Additionally, just a thought, but something I’ve used in the past on another game (generals.io) that improved my initial behavioral cloning approach (copy-cat approach) was to move beyond mimicking a single particular algorithm (which was my first thought too). Instead, what I did was I took a huge number of match data from the top X players, and modified the loss function by scaling it with the match outcome (-1 for loss, 1 for win).

So for example, let’s say I have match data for player A vs player B, which consisted of 250 turns worth of data (one turn for each player, with a frame of history and the actions they took). Suppose Player A wins the match, well in this case, I would take all of his of turn data, and I would attempt to train the algorithm with supervised learning to predict the action he would take, and multiply the loss function by 1 (because he won), which is very similar to what you are doing now, except instead of only predicting a particular player’s turn data in the whole dataset, you are always predicting the actions taken by the winner of the match.
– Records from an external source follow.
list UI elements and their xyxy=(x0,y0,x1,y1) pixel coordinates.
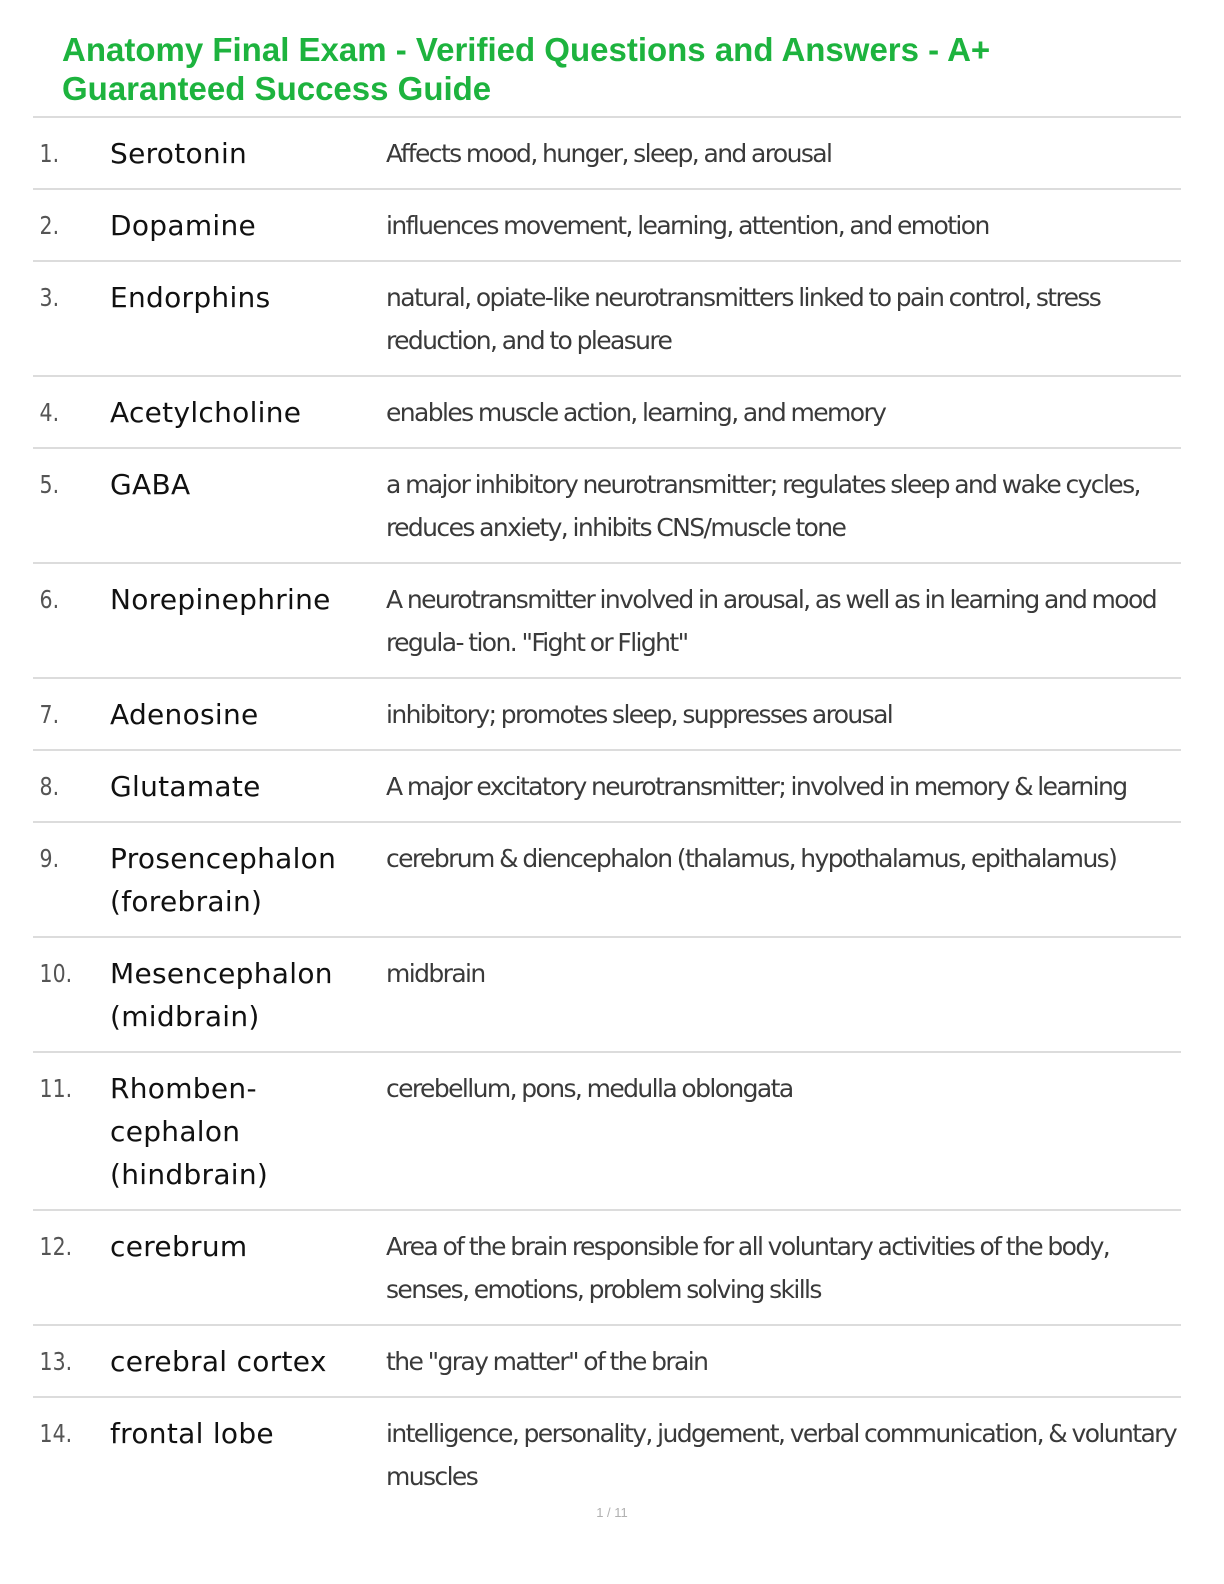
card-term: frontal lobe xyxy=(110,1417,274,1450)
card-term: Endorphins xyxy=(110,281,271,314)
card-number: 8. xyxy=(39,772,60,801)
card-row xyxy=(33,564,1181,679)
card-number: 13. xyxy=(39,1347,73,1376)
card-number: 14. xyxy=(39,1419,73,1448)
card-definition: Affects mood, hunger, sleep, and arousal xyxy=(386,139,832,168)
card-row xyxy=(33,449,1181,564)
card-definition: cerebrum & diencephalon (thalamus, hypothalamus, epithalamus) xyxy=(386,844,1117,873)
card-row xyxy=(33,1398,1181,1511)
card-row xyxy=(33,1326,1181,1398)
card-row xyxy=(33,262,1181,377)
card-definition: natural, opiate-like neurotransmitters linked to pain control, stress reduction, and to pleasure xyxy=(386,283,1101,355)
card-row xyxy=(33,679,1181,751)
card-row xyxy=(33,1053,1181,1211)
card-definition: A neurotransmitter involved in arousal, as well as in learning and mood regula- tion. "Fight or Flight" xyxy=(386,585,1156,657)
card-term: Acetylcholine xyxy=(110,396,302,429)
card-definition: a major inhibitory neurotransmitter; regulates sleep and wake cycles, reduces anxiety, inhibits CNS/muscle tone xyxy=(386,470,1140,542)
card-term: GABA xyxy=(110,468,191,501)
card-number: 7. xyxy=(39,700,60,729)
card-number: 12. xyxy=(39,1232,73,1261)
card-number: 2. xyxy=(39,211,60,240)
card-definition: A major excitatory neurotransmitter; involved in memory & learning xyxy=(386,772,1127,801)
card-definition: cerebellum, pons, medulla oblongata xyxy=(386,1074,793,1103)
card-term: Serotonin xyxy=(110,137,248,170)
card-term: Glutamate xyxy=(110,770,261,803)
flashcard-list xyxy=(33,116,1181,1511)
card-term: cerebral cortex xyxy=(110,1345,327,1378)
card-number: 5. xyxy=(39,470,60,499)
card-definition: inhibitory; promotes sleep, suppresses arousal xyxy=(386,700,893,729)
card-term: Norepinephrine xyxy=(110,583,331,616)
card-term: cerebrum xyxy=(110,1230,248,1263)
document-title: Anatomy Final Exam - Verified Questions and Answers - A+ Guaranteed Success Guide xyxy=(62,31,991,107)
card-term: Adenosine xyxy=(110,698,259,731)
card-row xyxy=(33,938,1181,1053)
card-definition: the "gray matter" of the brain xyxy=(386,1347,708,1376)
card-number: 3. xyxy=(39,283,60,312)
card-number: 1. xyxy=(39,139,60,168)
card-number: 11. xyxy=(39,1074,73,1103)
card-row xyxy=(33,1211,1181,1326)
card-number: 6. xyxy=(39,585,60,614)
card-definition: influences movement, learning, attention, and emotion xyxy=(386,211,989,240)
page-indicator: 1 / 11 xyxy=(596,1505,628,1520)
card-row xyxy=(33,823,1181,938)
card-row xyxy=(33,190,1181,262)
card-definition: intelligence, personality, judgement, verbal communication, & voluntary muscles xyxy=(386,1419,1177,1491)
card-term: Mesencephalon (midbrain) xyxy=(110,957,333,1033)
card-definition: Area of the brain responsible for all voluntary activities of the body, senses, emotions, problem solving skills xyxy=(386,1232,1110,1304)
card-row xyxy=(33,118,1181,190)
card-row xyxy=(33,377,1181,449)
card-term: Prosencephalon (forebrain) xyxy=(110,842,337,918)
card-number: 4. xyxy=(39,398,60,427)
card-number: 10. xyxy=(39,959,73,988)
card-term: Rhomben- cephalon (hindbrain) xyxy=(110,1072,269,1191)
card-definition: midbrain xyxy=(386,959,485,988)
card-definition: enables muscle action, learning, and memory xyxy=(386,398,886,427)
card-term: Dopamine xyxy=(110,209,257,242)
card-number: 9. xyxy=(39,844,60,873)
card-row xyxy=(33,751,1181,823)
Finally, I would also take the turn data for Player B (the loser), and perform the exact same training except I would scale the loss function gradient by -1, which is essentially training the network to AVOID mimicking his moves.

General idea is that you want your network to mimic the best player’s win they are winning matches, and avoid behaving like the players that lost. However, Terminals might have an advantage because of the HP system and how it definitively leads to a win (I think), so in that case, it might be worth training a network to try and predict how much HP damage it will take AND how much it will deal by playing a certain move, then you just pick the action with the highest expected dealt/received ratio. Or, just use the paradigm above, but instead of scalling loss by match outcome (-1 or 1), just scale it by (damagedealt - damagereceived) so that it learns to mimick the moves that have a high dealt/received ratio and avoid mimicking moves with a bad ratio. When I switched to this paradigm when competing in that other game, I saw a HUGE boost in performance because of the increase in dataset size that I got by looking at many more high-level players worth of data instead of just one.
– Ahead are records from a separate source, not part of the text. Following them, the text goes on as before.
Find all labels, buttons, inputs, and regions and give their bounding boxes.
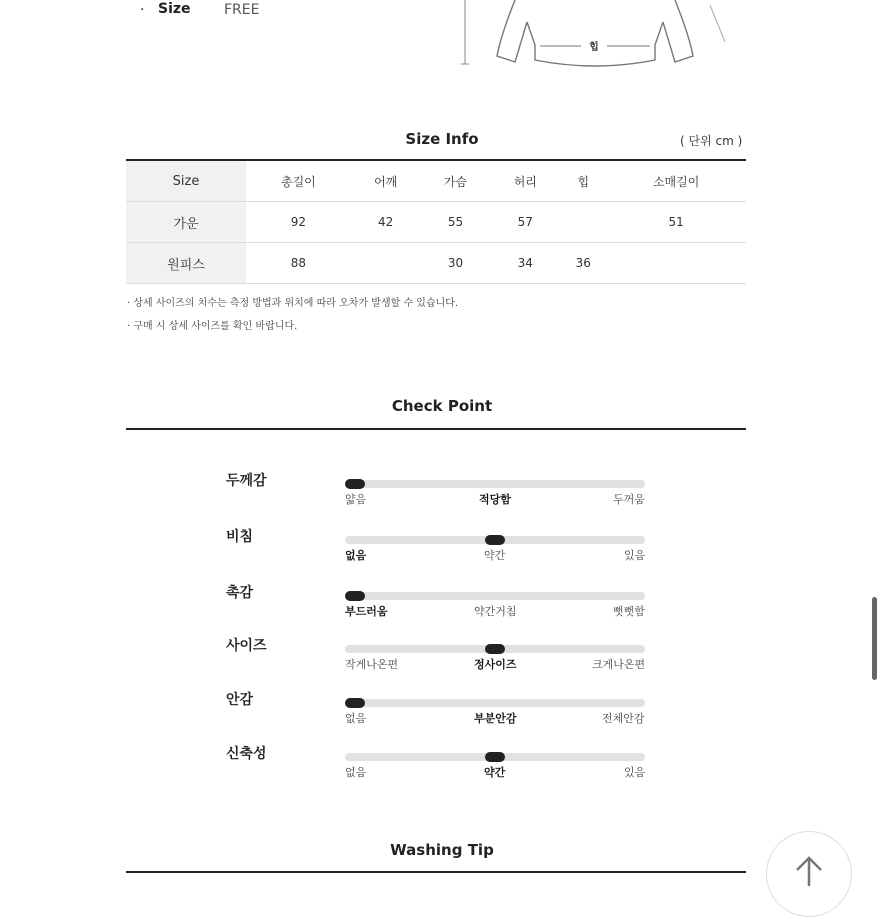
check-option-low: 작게나온편 xyxy=(345,658,399,671)
check-option-low: 얇음 xyxy=(345,493,367,506)
check-indicator xyxy=(345,698,365,708)
check-track xyxy=(345,536,645,544)
check-option-low: 부드러움 xyxy=(345,605,388,618)
check-option-mid: 정사이즈 xyxy=(474,658,517,671)
size-note: · 상세 사이즈의 치수는 측정 방법과 위치에 따라 오차가 발생할 수 있습니다. xyxy=(127,298,459,309)
check-track xyxy=(345,699,645,707)
garment-sketch xyxy=(455,0,735,75)
table-cell: 34 xyxy=(517,256,533,270)
table-row xyxy=(126,243,746,284)
size-table-header xyxy=(126,160,746,202)
size-note: · 구매 시 상세 사이즈를 확인 바랍니다. xyxy=(127,321,298,332)
size-table xyxy=(126,159,746,284)
check-indicator xyxy=(345,591,365,601)
section-divider xyxy=(126,871,746,873)
check-indicator xyxy=(485,535,505,545)
check-indicator xyxy=(345,479,365,489)
check-option-mid: 약간 xyxy=(484,549,506,562)
size-value: FREE xyxy=(224,2,260,18)
unit-note: ( 단위 cm ) xyxy=(680,134,743,148)
header-waist: 허리 xyxy=(513,174,537,189)
header-sleeve-length: 소매길이 xyxy=(652,174,700,189)
header-shoulder: 어깨 xyxy=(374,174,398,189)
check-option-high: 전체안감 xyxy=(602,712,645,725)
table-cell: 51 xyxy=(668,215,684,229)
check-item-label: 사이즈 xyxy=(226,638,267,654)
scroll-to-top-button[interactable] xyxy=(766,831,852,917)
header-total-length: 총길이 xyxy=(280,174,316,189)
check-item-label: 신축성 xyxy=(226,746,267,762)
check-indicator xyxy=(485,644,505,654)
table-cell: 36 xyxy=(575,256,591,270)
check-option-low: 없음 xyxy=(345,712,367,725)
hip-label: 힙 xyxy=(589,42,599,53)
section-divider xyxy=(126,428,746,430)
check-item-label: 촉감 xyxy=(226,585,254,601)
table-cell xyxy=(560,202,606,243)
check-item xyxy=(0,526,884,576)
check-option-high: 있음 xyxy=(624,766,646,779)
header-size: Size xyxy=(126,160,246,202)
header-hip: 힙 xyxy=(577,174,590,189)
check-option-low: 없음 xyxy=(345,549,367,562)
table-cell: 57 xyxy=(517,215,533,229)
check-track xyxy=(345,480,645,488)
check-item xyxy=(0,470,884,520)
size-info-title: Size Info xyxy=(405,130,479,148)
check-item xyxy=(0,635,884,685)
check-option-low: 없음 xyxy=(345,766,367,779)
arrow-up-icon xyxy=(767,832,851,916)
check-item-label: 비침 xyxy=(226,529,254,545)
check-option-mid: 약간 xyxy=(484,766,506,779)
table-cell: 원피스 xyxy=(126,243,246,284)
check-point-title: Check Point xyxy=(391,397,493,415)
check-option-mid: 약간거침 xyxy=(474,605,517,618)
check-item xyxy=(0,689,884,739)
check-option-mid: 부분안감 xyxy=(474,712,517,725)
check-option-high: 뻣뻣함 xyxy=(613,605,645,618)
check-item-label: 두께감 xyxy=(226,473,267,489)
scrollbar[interactable] xyxy=(872,597,877,680)
washing-tip-title: Washing Tip xyxy=(390,841,494,859)
check-track xyxy=(345,592,645,600)
table-cell: 42 xyxy=(378,215,394,229)
check-track xyxy=(345,645,645,653)
check-item xyxy=(0,743,884,793)
table-cell: 가운 xyxy=(126,202,246,243)
check-item xyxy=(0,582,884,632)
check-option-mid: 적당함 xyxy=(479,493,511,506)
table-cell: 92 xyxy=(290,215,307,229)
check-option-high: 두꺼움 xyxy=(613,493,645,506)
table-cell: 30 xyxy=(447,256,464,270)
check-indicator xyxy=(485,752,505,762)
table-cell xyxy=(351,243,421,284)
check-option-high: 있음 xyxy=(624,549,646,562)
table-cell xyxy=(606,243,746,284)
check-track xyxy=(345,753,645,761)
size-bullet: · xyxy=(140,2,145,18)
check-item-label: 안감 xyxy=(226,692,254,708)
header-chest: 가슴 xyxy=(443,174,468,189)
table-row xyxy=(126,202,746,243)
size-label: Size xyxy=(158,1,191,17)
table-cell: 55 xyxy=(447,215,464,229)
check-option-high: 크게나온편 xyxy=(592,658,646,671)
table-cell: 88 xyxy=(290,256,307,270)
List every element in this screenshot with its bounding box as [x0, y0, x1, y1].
Typically, you determine the epoch count (how many epochs you should train before stopping) via validation. So, for example, you start off with train/valid/test splits. You perform your training process, and suppose after N epochs you see that your validation error starts increasing (and doesn’t stop). Now, given this N, you combine your train+valid sets into one bigger set and re-train your model again using the best hyperparameters found during validation process (including the N) and you stop after training N epochs, and test the model on the test set to get your test error.

Finally, after having validated and tested your model, you take the ENTIRE dataset (train+valid+test) and you re-perform the entire training process on the whole dataset with the same hyperparameters (and N) as before. After you are done training, this is your final model that you have produced, and is likely to perform as good (or better) than its test error indicates (since it has more data to train on than it did previous). Very common error to only train on the train set and just use that model as your final model, missing out on a large chunk of your dataset.

EDIT: One last thing I thought of (sorry for the wall of text LOL), another improvement that significantly increased my bot’s winrate in that other game was to introduce data augmentation via rotation/mirroring to exploit the symmetry of the game. I’m not sure if you can rotate for Terminals, but it looks like Terminals is symmetrical horizontally, so that you can take all of the turn data you have, and then duplicate it and mirror the game state/actions, which will still be completely valid moves. In essence, it should quickly double the size of your dataset (with a bit of correlation) which is one of the best ways to reduce overfitting.